2026.06.09
0 はじめに 交通事故(特にいわゆる「もらい事故」)については、どれだけ注意を払ったとしても、避けられないこともあります。 警察庁交通局によりますと、2024年の1年間で、日本全国で29万0895件の交通事故が発生しており、みなさまも、いつ、交通事故の当事者になるかわからないともいえます。 交通事故に遭遇した際、様々な法的問題が生じますが、解決に際しては、弁護士へ依頼されることも選択肢の一つと考えられます。 他方で、弁護士に依頼をされる場合、弁護士費用の負担の問題があります。 この弁護士費用の問題解決の一助として、弁護士費用特約を利用するという方法が考えられます。
1 弁護士費用特約とは 弁護士費用特約とは、一般的に、交通事故など約款で定められた事故により被保険者が損害を被り、加害者(賠償義務者)に対して損害賠償請求を行うために弁護士に依頼した場合に負担する弁護士費用等について、保険会社が保険金を支払うことを内容とする特約のことをいいます。 いわゆる任意保険(自動車保険)においては、弁護士費用特約をつけることができる商品がほとんどではないかと思われます。
2 弁護士費用特約はどのような場合に使えるか 基本的には、保険の対象となっている車両に関して発生した自動車事故に適用がありますが、約款の内容によっては、「徒歩や自転車に乗っている際の事故」、「日常生活上の事故」にも弁護士費用特約が適用されるケースもあります。 また、事故当事者についても、保険契約者のみならず、家族まで対象となるケースもあります。 万一、事故に遭われた場合は、弁護士費用特約を使用できるか、保険会社にご確認いただくのが望ましいと考えられます。
3 交通事故事件を弁護士に依頼するメリット・デメリット(1)メリット ア 交渉窓口になること 交通事故に遭われた場合、事故相手方、または、相手方が加入している保険会社の担当者との間で、物損(車の修理に関する事項等)、人損(病院への通院や仕事を休んだ場合の休業損害等)、過失 割合等、様々な問題について、やり取りを行う必要があります。 弁護士に依頼された場合は、基本的に、全てのやり取りに関して、弁護士が窓口対応を行いますので、相手方や相手方保険会社と直接やりとりを行っていただく必要がなくなります。

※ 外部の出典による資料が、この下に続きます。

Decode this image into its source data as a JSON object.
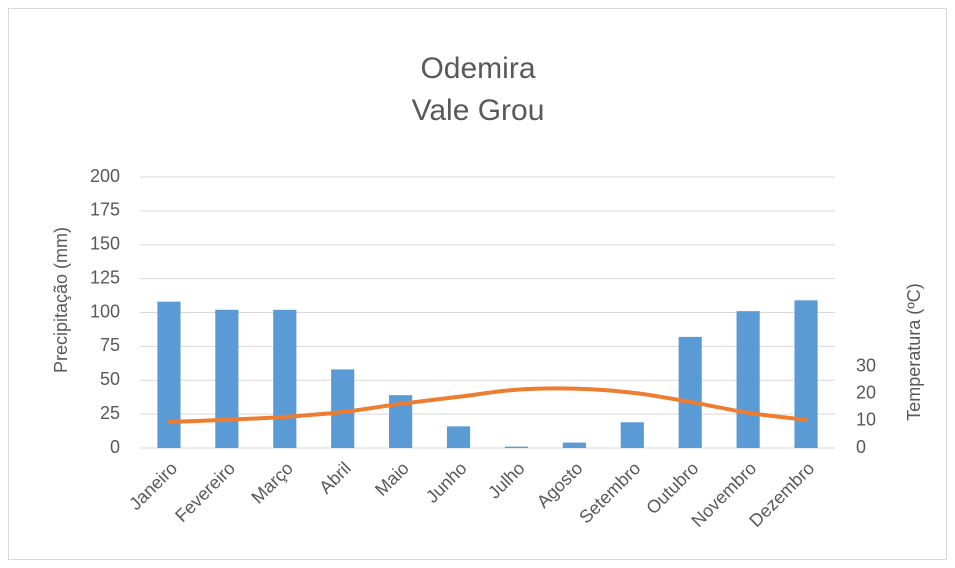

イ 弁護士をつけない場合に比べて、損害賠償金額の増額が見込まれること 交通事故に遭われた場合、相手方に対して、被った損害に対する損害賠償請求を行うことが一般的です。 もっとも、損害賠償請求の金額(特に、慰謝料)に関しては、いくつかの計算方法があり、相手方保険会社から提示される金額よりも、弁護士に依頼して請求をした場合の金額の方が、高額となるケースが多いと考えられております。
(2)デメリット 弁護士に依頼した場合、弁護士費用をご負担いただく必要があります。
4 弁護士費用特約の効用 上記3(2)のデメリットを解消するのが弁護士費用特約の利点と考えられます。具体的には、現在の弁護士費用特約の特徴として、①1事故につき相談料10万円、弁護士費用300万円まで補償される②弁護士費用特約を使っただけでは任意保険の等級が変わらない(保険料が上がらない) という利点があります。
5 まとめ 以上のとおり、弁護士費用特約には様々なメリットがあります。 自動車に関する任意保険の特約として加入されている方も多いと思いますが、交通事故に遭われた場合には、弁護士費用特約を利用されることにより、様々なメリットがありますので、万一の際には、弁護士費用特約の利用をご検討いただければと思います。 また、現在加入されている任意保険に関し、弁護士費用特約が付いていない場合には、是非、弁護士費用特約の付保をご検討いただければと思います。